While Hodgkin's is one of the most curable types of cancer, there's a chance of recurrence. Hodgkin's survivors are also more vulnerable to other cancers. "It's always in the back of my mind, but you have to live your life," she says.
The sisters, who grew up along with two other siblings in Gaithersburg, Md., have always been athletic. "We played tennis, softball, ran, swam, really did about every sport," Ms. Wassner says. She competed on the swim team at GW, while Rebeccah ran track at Mount St. Mary's University in Emmitsburg, Md.
Ms. Wassner, who calls her undergraduate years at George Washington "great," was originally inspired to try a triathlon by a teammate on the GW swim team. "I signed up for a race, but I hurt my knee so Rebeccah took my place," she says.
Her sister turned pro in 2004 and she followed four years later in 2008. Both were named USA Triathlon's "elite rookie athlete of the year" their first season.
Ms. Wassner now trains up to six hours a day, six days a week. A typical day of training starts with a swim, then a bike ride and concludes with a run. Even a day off involves pilates and other exercises.
So far this year, Ms. Wassner has competed in nine triathlons across the country and plans to race in at least five more. The standard triathlon includes a 1,500-meter swim, 40-kilometer bike race and a 10-kilometer run. Professional women typically finish in a little more than two hours.
For Ms. Wassner, who only got a "serious" bicycle in 2007, cycling is the hardest part. Swimming, which she's done competitively since high school, comes most naturally.

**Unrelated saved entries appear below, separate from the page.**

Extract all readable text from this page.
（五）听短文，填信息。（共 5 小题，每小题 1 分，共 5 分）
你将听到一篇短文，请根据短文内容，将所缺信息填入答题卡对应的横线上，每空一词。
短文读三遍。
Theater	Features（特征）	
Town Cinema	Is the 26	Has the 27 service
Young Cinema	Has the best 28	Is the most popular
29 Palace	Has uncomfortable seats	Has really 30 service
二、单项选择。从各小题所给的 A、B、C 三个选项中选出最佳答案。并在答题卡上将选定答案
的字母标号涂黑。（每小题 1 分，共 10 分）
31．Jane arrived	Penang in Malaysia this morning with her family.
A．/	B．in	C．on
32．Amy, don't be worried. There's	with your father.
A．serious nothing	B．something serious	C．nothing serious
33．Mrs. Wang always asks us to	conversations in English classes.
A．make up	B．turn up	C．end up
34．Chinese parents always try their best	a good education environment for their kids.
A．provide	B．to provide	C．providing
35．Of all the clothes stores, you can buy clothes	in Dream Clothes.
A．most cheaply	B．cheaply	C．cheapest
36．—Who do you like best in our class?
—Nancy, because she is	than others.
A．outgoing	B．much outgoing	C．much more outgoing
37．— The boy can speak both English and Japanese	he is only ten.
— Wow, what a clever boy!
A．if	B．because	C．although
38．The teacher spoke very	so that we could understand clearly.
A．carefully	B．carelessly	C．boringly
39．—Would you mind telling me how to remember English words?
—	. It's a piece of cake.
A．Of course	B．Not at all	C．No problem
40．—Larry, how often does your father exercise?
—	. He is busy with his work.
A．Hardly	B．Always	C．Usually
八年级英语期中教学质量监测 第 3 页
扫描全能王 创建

When she's not training, Ms. Wassner is a freelance photographer. She has worked as a photo editor for Men's Journal and other magazines. At GW, she was an accounting major in the School of Business and after graduation worked for an accounting firm "for about a minute." It just wasn't for her, she says.
There's no doubt triathlons are, though. "Triathlons are always exciting," she says. "The training and races never get monotonous."
The sisters' ultimate goal is the 2012 Olympics. There are only three spots on the American team for women, and the competition is fierce.
But Ms. Wassner says while making the Olympic team is a great aspiration, she will probably always count beating cancer as her biggest accomplishment. "In the end, it's made me stronger," she says. "I draw on it when I compete."